Friday, February 19, 2010

February 20 - Pumpkin

Four-year-old Melinda was always skittish around animals. Maybe it was because of the rottweiler who lived (and barked loudly) in the apartment next door. Maybe it was because Melinda and her parents, Bill and Vicki, lived in the city and she just wasn't used to animals. Whatever the case, Bill and Vicki were beginning to worry that she would never be comfortable enough with animals to have a pet, and having a pet was definitely an experience they wanted for her (and themselves). So shortly before her 5th birthday, they took her to visit Uncle Phil and Aunt Alice's farm to introduce her to ponies, baby lambs, chicks and the like.
It went well. In the morning they took her to the pen where they kept the sheep.
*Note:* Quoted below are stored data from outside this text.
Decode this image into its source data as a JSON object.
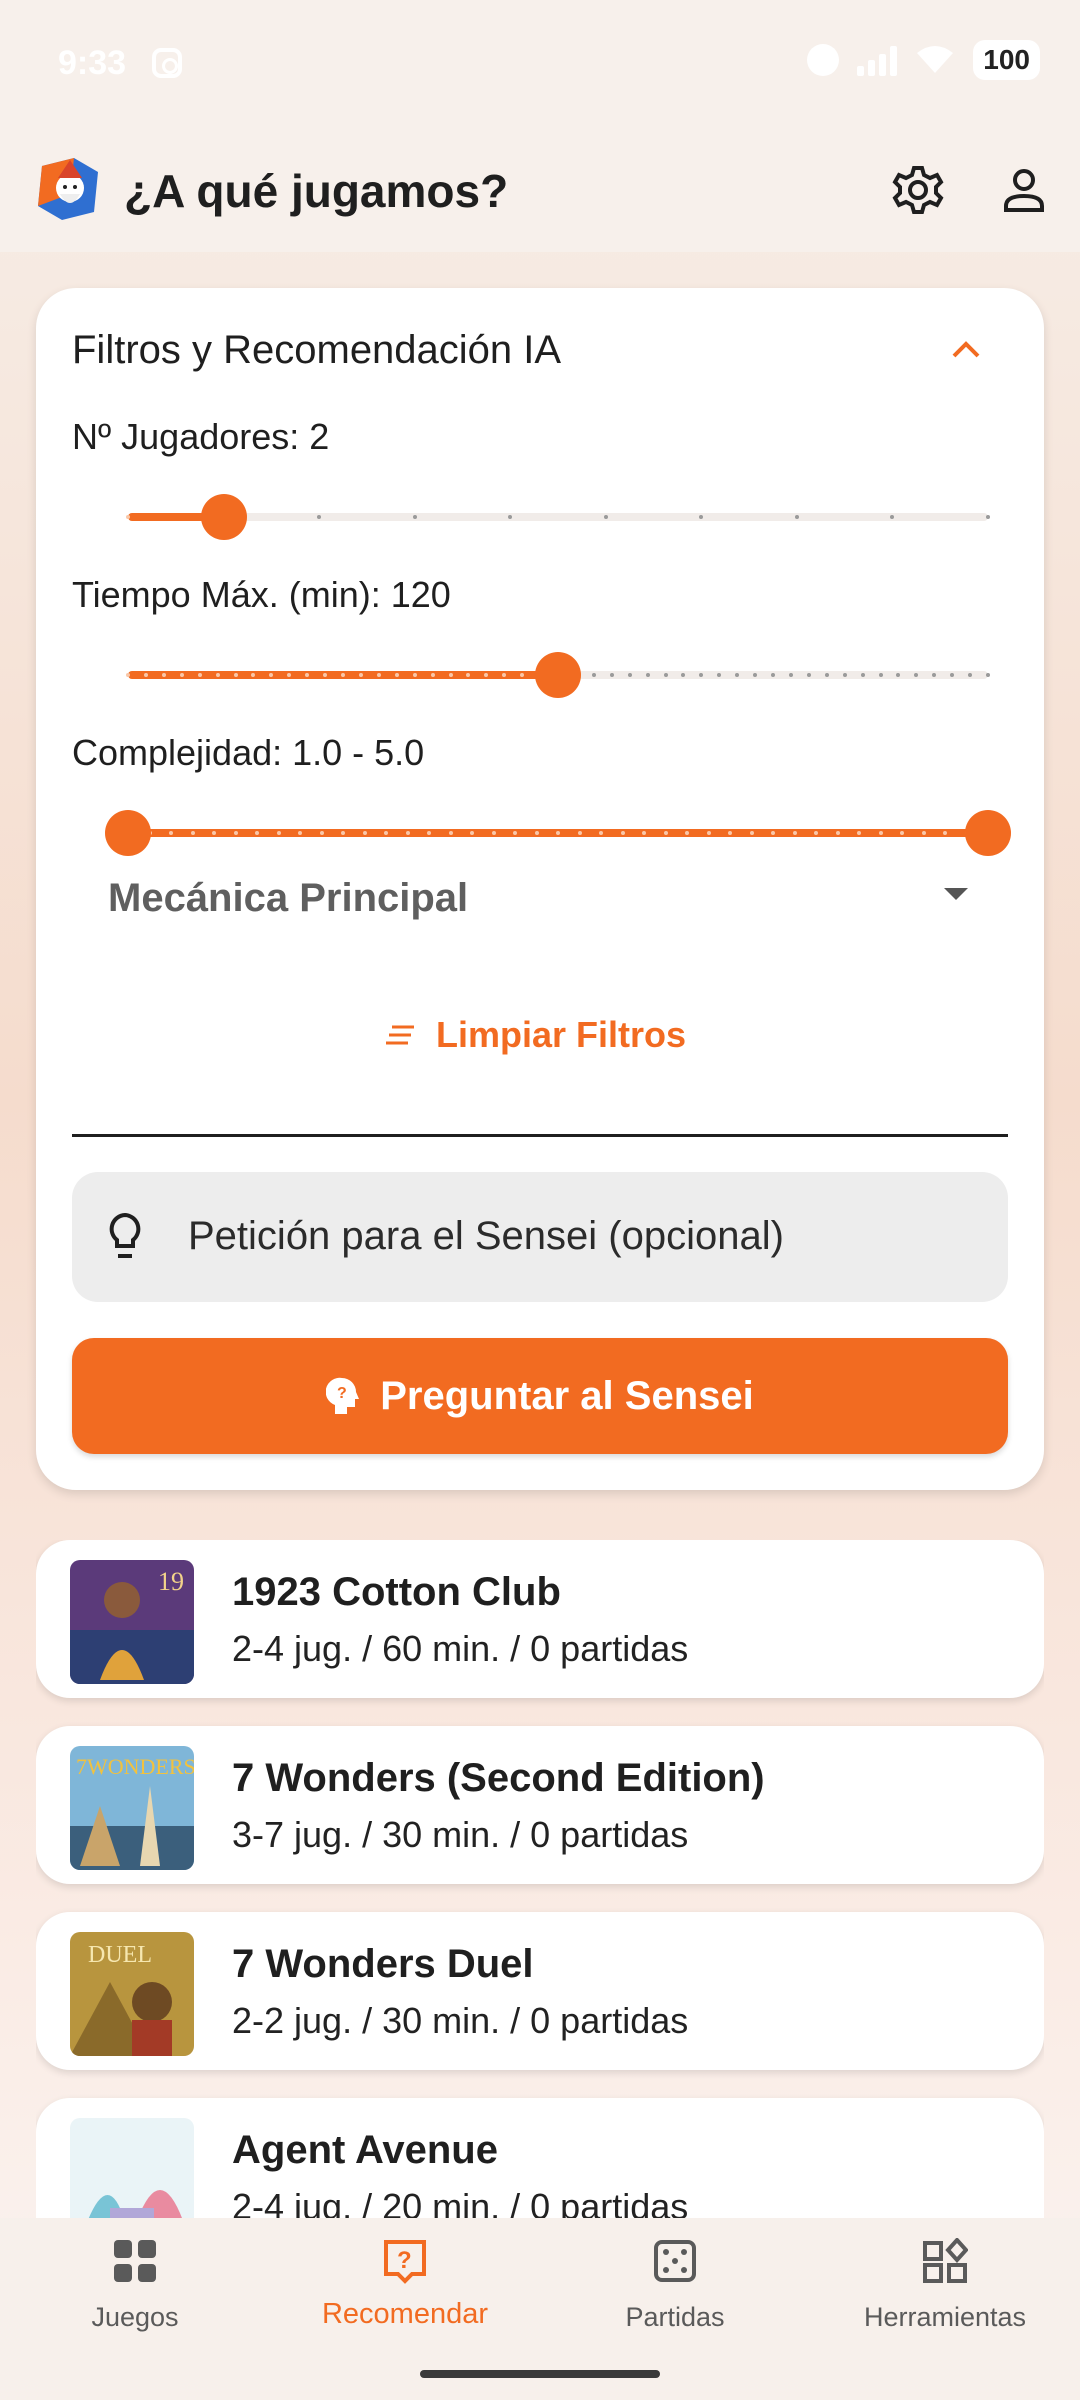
{
  "status_bar": {
    "time": "9:33",
    "battery": "100"
  },
  "app_bar": {
    "title": "¿A qué jugamos?"
  },
  "filters": {
    "title": "Filtros y Recomendación IA",
    "players": {
      "label": "Nº Jugadores: 2",
      "min": 1,
      "max": 10,
      "value": 2
    },
    "time": {
      "label": "Tiempo Máx. (min): 120",
      "min": 0,
      "max": 240,
      "value": 120
    },
    "complexity": {
      "label": "Complejidad: 1.0 - 5.0",
      "min": 1.0,
      "max": 5.0,
      "low": 1.0,
      "high": 5.0
    },
    "mechanic_placeholder": "Mecánica Principal",
    "clear_label": "Limpiar Filtros",
    "request_placeholder": "Petición para el Sensei (opcional)",
    "ask_label": "Preguntar al Sensei"
  },
  "games": [
    {
      "name": "1923 Cotton Club",
      "meta": "2-4 jug. / 60 min. / 0 partidas"
    },
    {
      "name": "7 Wonders (Second Edition)",
      "meta": "3-7 jug. / 30 min. / 0 partidas"
    },
    {
      "name": "7 Wonders Duel",
      "meta": "2-2 jug. / 30 min. / 0 partidas"
    },
    {
      "name": "Agent Avenue",
      "meta": "2-4 jug. / 20 min. / 0 partidas"
    }
  ],
  "nav": {
    "items": [
      {
        "label": "Juegos",
        "icon": "grid-icon"
      },
      {
        "label": "Recomendar",
        "icon": "question-icon"
      },
      {
        "label": "Partidas",
        "icon": "dice-icon"
      },
      {
        "label": "Herramientas",
        "icon": "widgets-icon"
      }
    ],
    "active_index": 1
  },
  "colors": {
    "accent": "#f26b21",
    "background": "#f7f0eb"
  }
}
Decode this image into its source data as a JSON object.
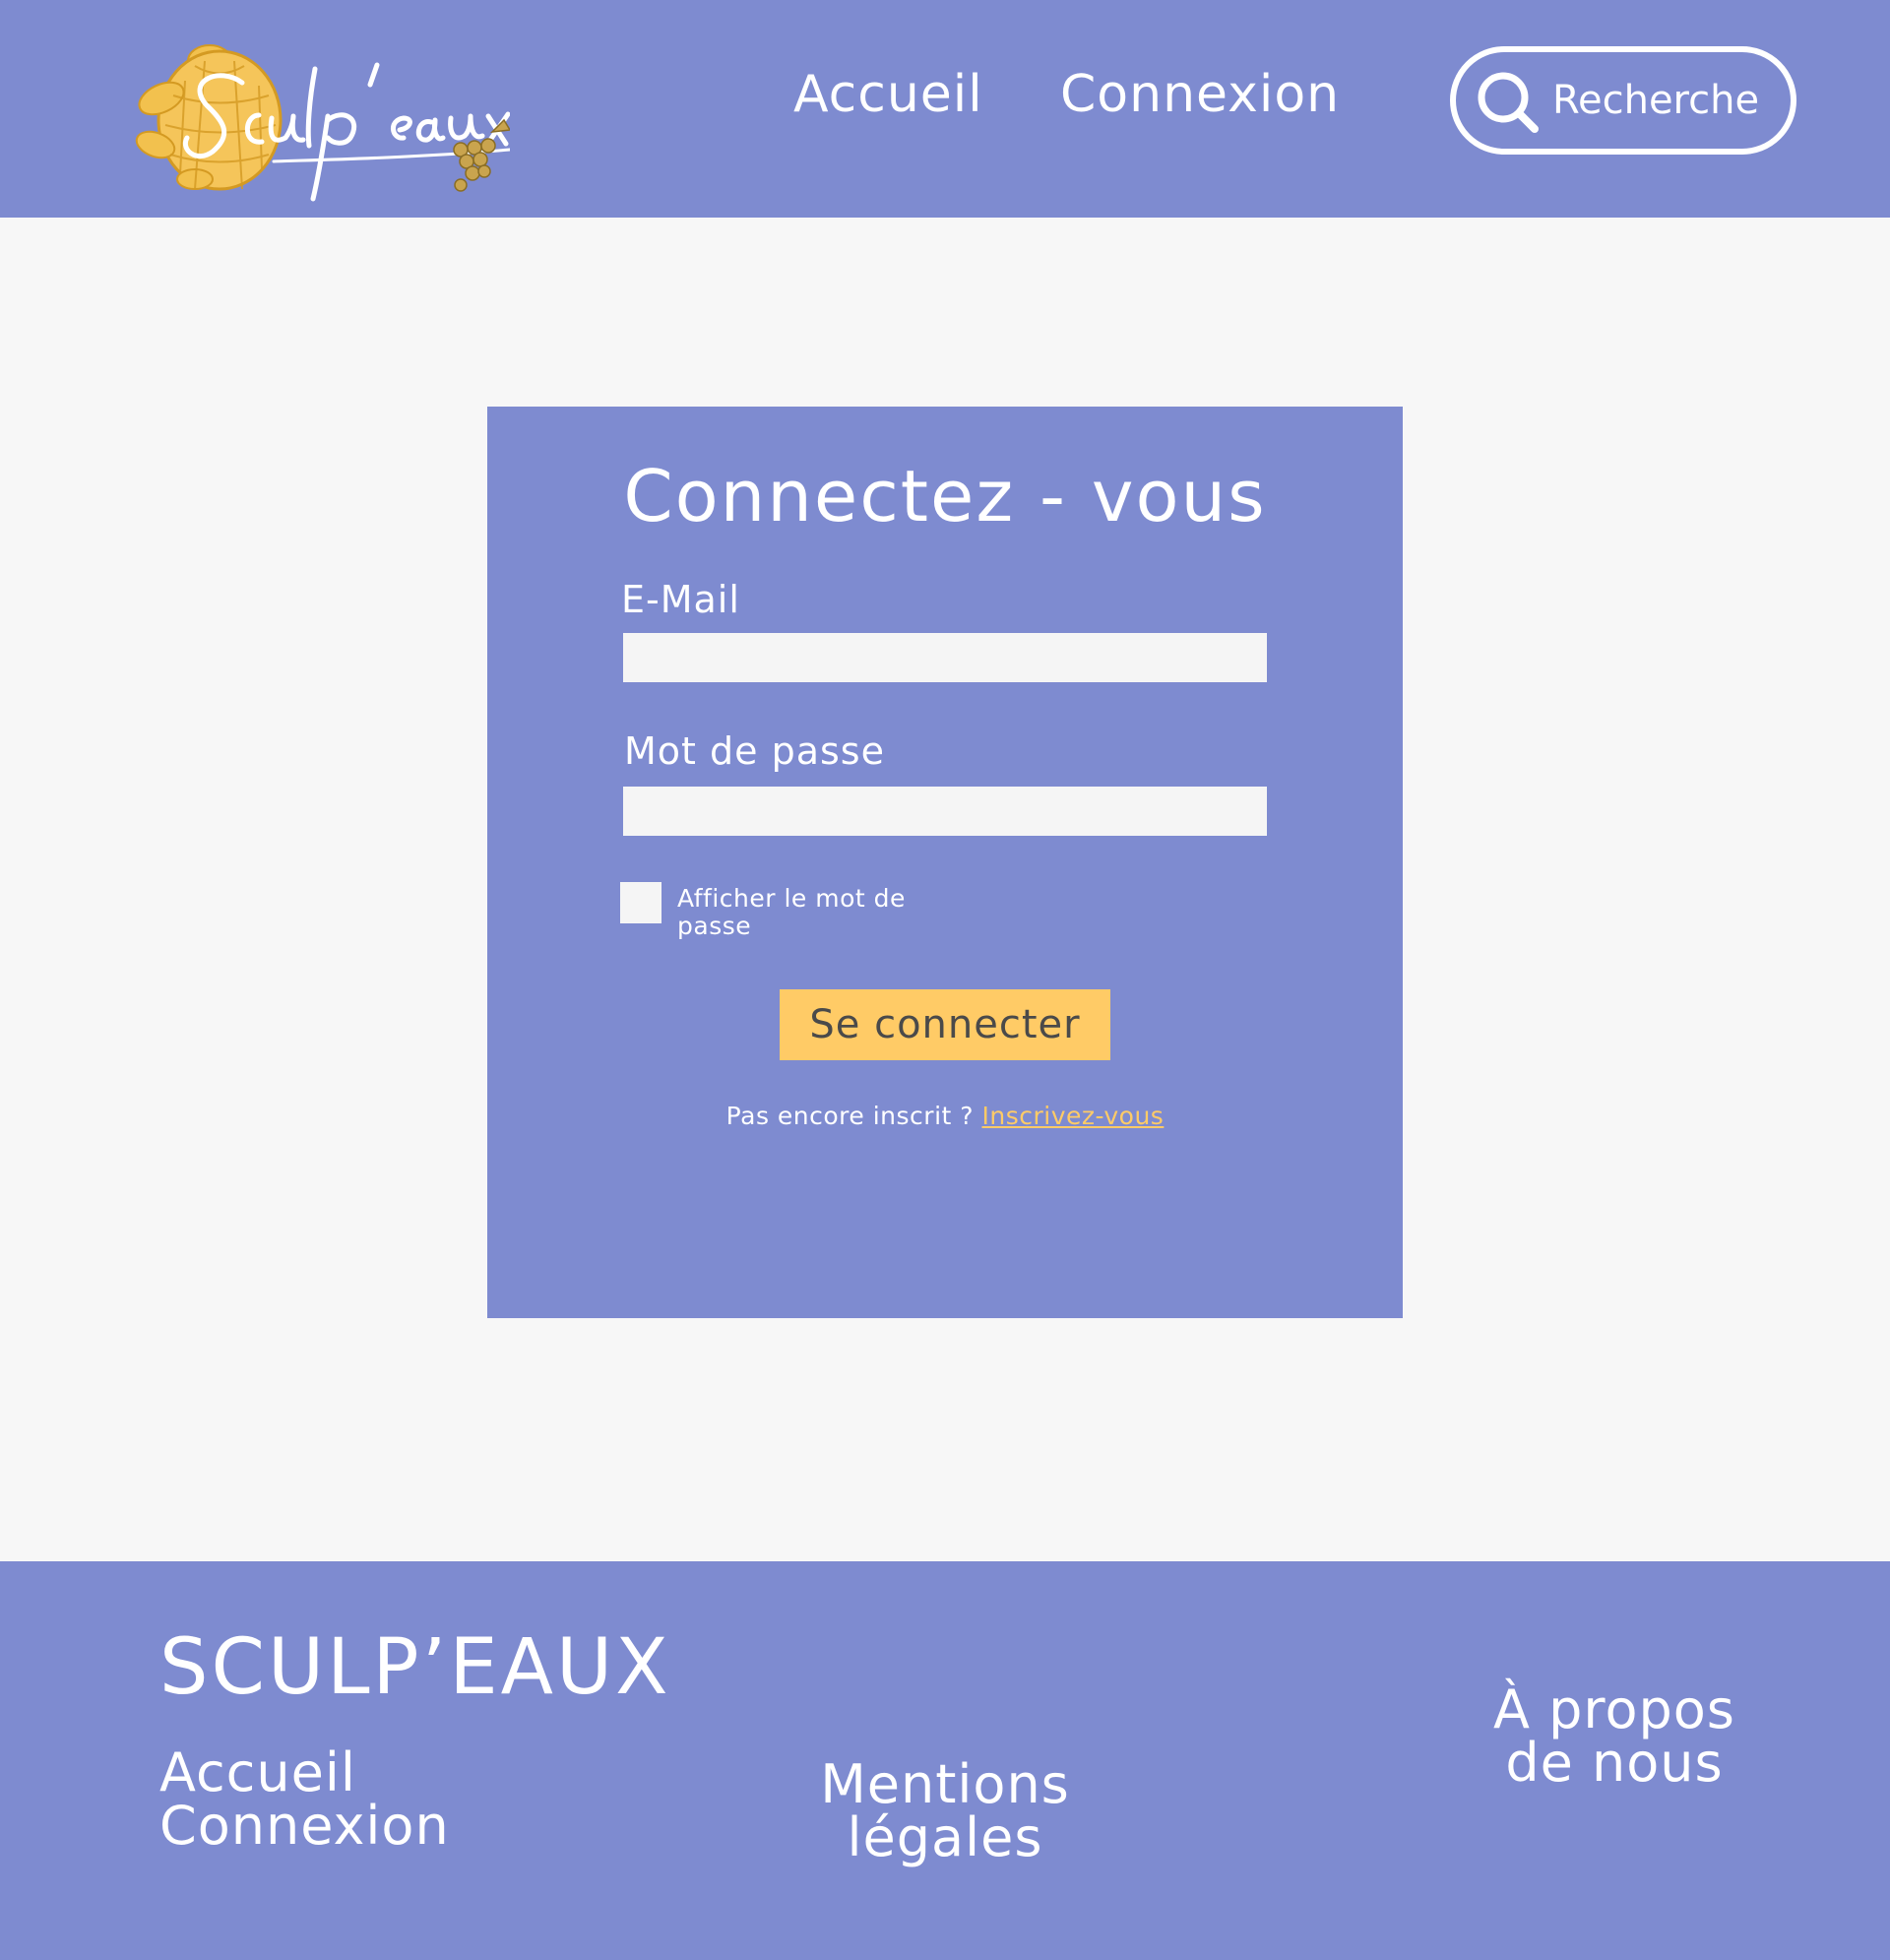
{
  "header": {
    "logo_text": "Sculp'eaux",
    "nav": {
      "home": "Accueil",
      "login": "Connexion"
    },
    "search": {
      "placeholder": "Recherche"
    }
  },
  "login_form": {
    "title": "Connectez - vous",
    "email_label": "E-Mail",
    "email_value": "",
    "password_label": "Mot de passe",
    "password_value": "",
    "show_password_label": "Afficher le mot de passe",
    "show_password_checked": false,
    "submit_label": "Se connecter",
    "signup_prompt": "Pas encore inscrit ?",
    "signup_link": "Inscrivez-vous"
  },
  "footer": {
    "brand": "SCULP’EAUX",
    "home": "Accueil",
    "login": "Connexion",
    "legal": "Mentions légales",
    "about": "À propos de nous"
  },
  "colors": {
    "primary": "#7e8bd0",
    "background": "#f7f7f7",
    "accent": "#ffcb66",
    "text_light": "#ffffff",
    "button_text": "#4a4a4a"
  }
}
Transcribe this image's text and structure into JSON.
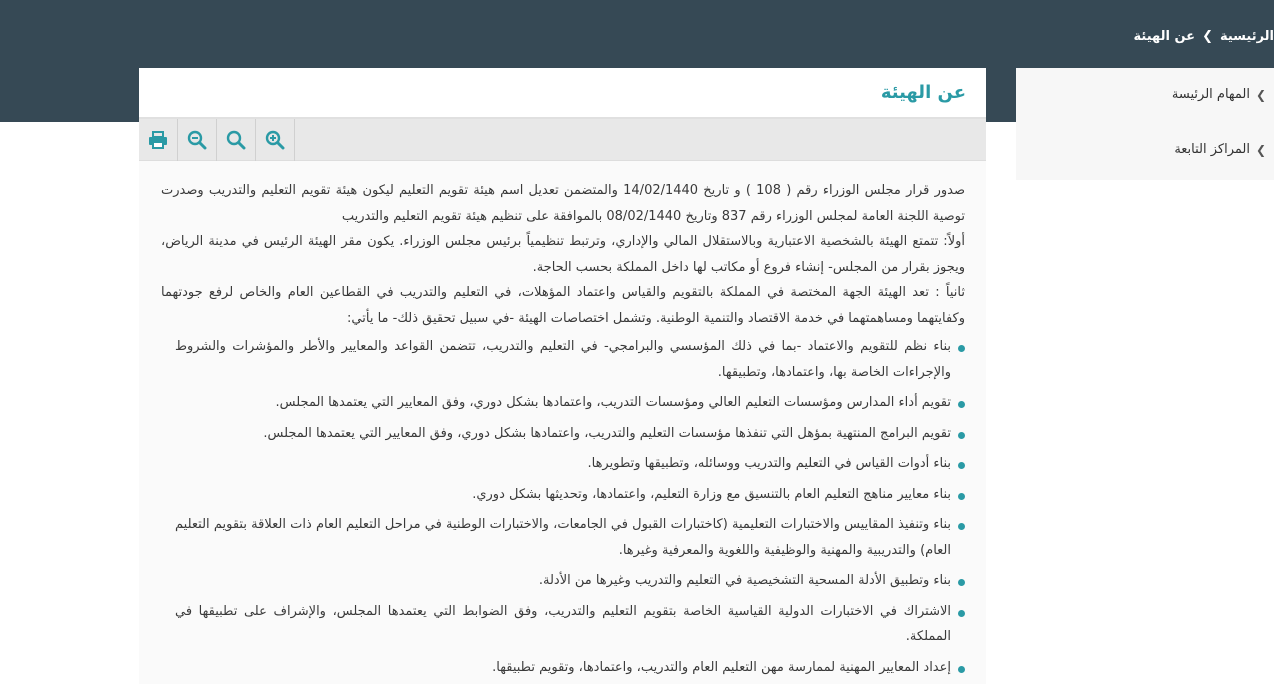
{
  "breadcrumb": {
    "home": "الرئيسية",
    "current": "عن الهيئة"
  },
  "sidebar": {
    "items": [
      {
        "label": "المهام الرئيسة"
      },
      {
        "label": "المراكز التابعة"
      }
    ]
  },
  "page": {
    "title": "عن الهيئة"
  },
  "toolbar": {
    "icons": [
      "print-icon",
      "zoom-out-icon",
      "zoom-reset-icon",
      "zoom-in-icon"
    ]
  },
  "content": {
    "paragraphs": [
      "صدور قرار مجلس الوزراء رقم ( 108 ) و تاريخ 14/02/1440 والمتضمن تعديل اسم هيئة تقويم التعليم ليكون هيئة تقويم التعليم والتدريب وصدرت توصية اللجنة العامة لمجلس الوزراء رقم 837 وتاريخ 08/02/1440 بالموافقة على تنظيم هيئة تقويم التعليم والتدريب",
      "أولاً: تتمتع الهيئة بالشخصية الاعتبارية وبالاستقلال المالي والإداري، وترتبط تنظيمياً برئيس مجلس الوزراء. يكون مقر الهيئة الرئيس في مدينة الرياض، ويجوز بقرار من المجلس- إنشاء فروع أو مكاتب لها داخل المملكة بحسب الحاجة.",
      "ثانياً : تعد الهيئة الجهة المختصة في المملكة بالتقويم والقياس واعتماد المؤهلات، في التعليم والتدريب في القطاعين العام والخاص لرفع جودتهما وكفايتهما ومساهمتهما في خدمة الاقتصاد والتنمية الوطنية. وتشمل اختصاصات الهيئة -في سبيل تحقيق ذلك- ما يأتي:"
    ],
    "items": [
      "بناء نظم للتقويم والاعتماد -بما في ذلك المؤسسي والبرامجي- في التعليم والتدريب، تتضمن القواعد والمعايير والأطر والمؤشرات والشروط والإجراءات الخاصة بها، واعتمادها، وتطبيقها.",
      "تقويم أداء المدارس ومؤسسات التعليم العالي ومؤسسات التدريب، واعتمادها بشكل دوري، وفق المعايير التي يعتمدها المجلس.",
      "تقويم البرامج المنتهية بمؤهل التي تنفذها مؤسسات التعليم والتدريب، واعتمادها بشكل دوري، وفق المعايير التي يعتمدها المجلس.",
      "بناء أدوات القياس في التعليم والتدريب ووسائله، وتطبيقها وتطويرها.",
      " بناء معايير مناهج التعليم العام بالتنسيق مع وزارة التعليم، واعتمادها، وتحديثها بشكل دوري.",
      "بناء وتنفيذ المقاييس والاختبارات التعليمية (كاختبارات القبول في الجامعات، والاختبارات الوطنية في مراحل التعليم العام ذات العلاقة بتقويم التعليم العام) والتدريبية والمهنية والوظيفية واللغوية والمعرفية وغيرها.",
      "بناء وتطبيق الأدلة المسحية التشخيصية في التعليم والتدريب وغيرها من الأدلة.",
      "الاشتراك في الاختبارات الدولية القياسية الخاصة بتقويم التعليم والتدريب، وفق الضوابط التي يعتمدها المجلس، والإشراف على تطبيقها في المملكة.",
      "إعداد المعايير المهنية لممارسة مهن التعليم العام والتدريب، واعتمادها، وتقويم تطبيقها."
    ]
  },
  "colors": {
    "header_band": "#364955",
    "accent": "#2a9aa5",
    "toolbar_bg": "#e8e8e8",
    "panel_bg": "#fafafa",
    "sidebar_bg": "#f7f7f7"
  }
}
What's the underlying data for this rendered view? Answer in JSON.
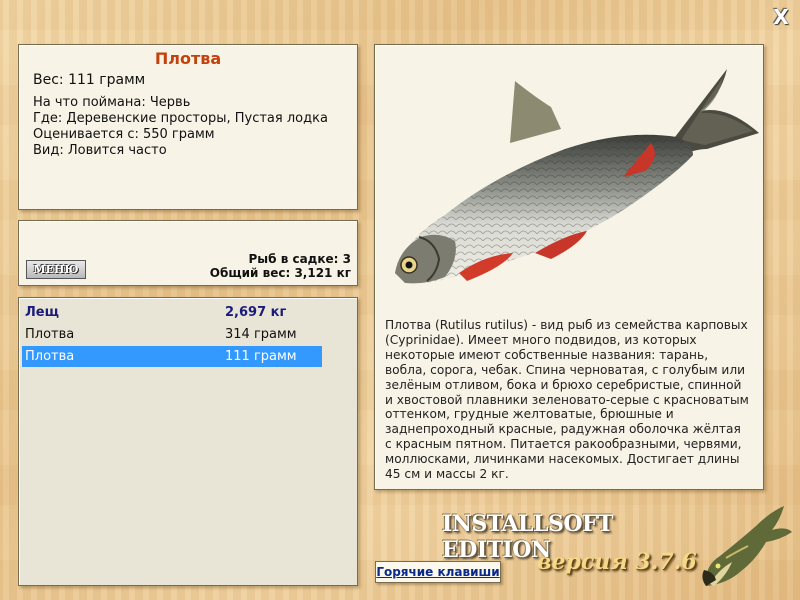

Phil and Alice's 11-year-old son Roy picked up the smallest, cutest baby lamb he could find and carried it over to Melinda and her parents. Following their exaggerated encouragement and modeling, she cautiously pet the sheep and even laughed a bit when the sheep bleated softly.
Next came the chickens. The hens' darting eyes and clucking made her nervous, but she enjoyed the chicks. Roy let her hold one. She gripped it delicately in one hand and pet it with the other, and Bill and Vicki smiled.
After lunch they even managed to get her on the back of a portly Shetland pony named Rufus. She held on tight and concentrated harder than she needed to--Phil led the very gentle Rufus himself while Bill and Vicki flanked/spotted her with studied casualness. But the important thing was that she seemed to be OK with it.
By that time, it was mid-afternoon and they needed to start getting back home. Bill and Vicki talked with Phil and Alice while Melinda and Roy played nearby with the cats who lived in the horse barn.
Vicki went over to tell Melinda it was time to go home. Melinda turned around with one of the cats, a bright orange scamp she was already calling Pumpkin.
"Mom, can we keep her?" Pumpkin squirmed out of her hands and ran into the barn.
Vicki laughed. "Well, um--"
She turned around to look at Bill. A big part of this trip had been to lay the groundwork for getting Melinda comfortable with the idea of having an animal in the house. Bill shrugged and looked at Phil. "Um?"
"It's OK by us," said Alice. "You'd be doing us a favor. We've been looking for homes for them anyway."
"Yeah," said Phil. "The dogs don't get along well with them at all and they're getting to be a bit of a handful as far as taking care of them is concerned. If they don't find homes soon, we're gonna have to, uh, get rid of them." He looked at Bill as if to say, If you know what I mean.
Bill and Vicki looked at each other and then Vicki was about to give Melinda a talk about the responsibility of taking care of a pet, but then there was a small commotion in the barn.
Moments later, Pumpkin came back outside and spit a dead mouse out at Melinda's feet. Roy was elated.
"Aw, cool! Mom, dad, Pumpkin got herself a mouse!"
Bill and Vicki looked over at where Melinda was kneeling and looking at the mouse with what looked like shock. She looked over at her parents, confused, moments away from a meltdown. They stumbled on their words, no idea how to spin this one. Was it time to tell her about how nature worked and gently tell her that sometimes animals eat other animals even though they're cute? When was that lesson supposed to come? Not today, that's all they knew.
Roy kept gushing over Pumpkin. "Wow, you're lucky! Pumpkin's super cute and she's a super good worker! She's gonna keep your house nice and safe!" He picked up Pumpkin and rubbed her belly. "Aren't you, girl! Aren't you!"
He held Pumpkin so that Melinda could pet her, too.
Melinda reached out and gingerly pet Pumpkin's head, and Bill and Vicki could have hugged Roy for how deftly he'd saved the day.
"It's too bad dad says we'll have to kill the rest of the litter, but at least Pumpkin's gonna have a good home."
Melinda looked at her parents in horror.
And that afternoon, Melinda and her parents went home with not only Pumpkin, but also her five brothers and sisters as well.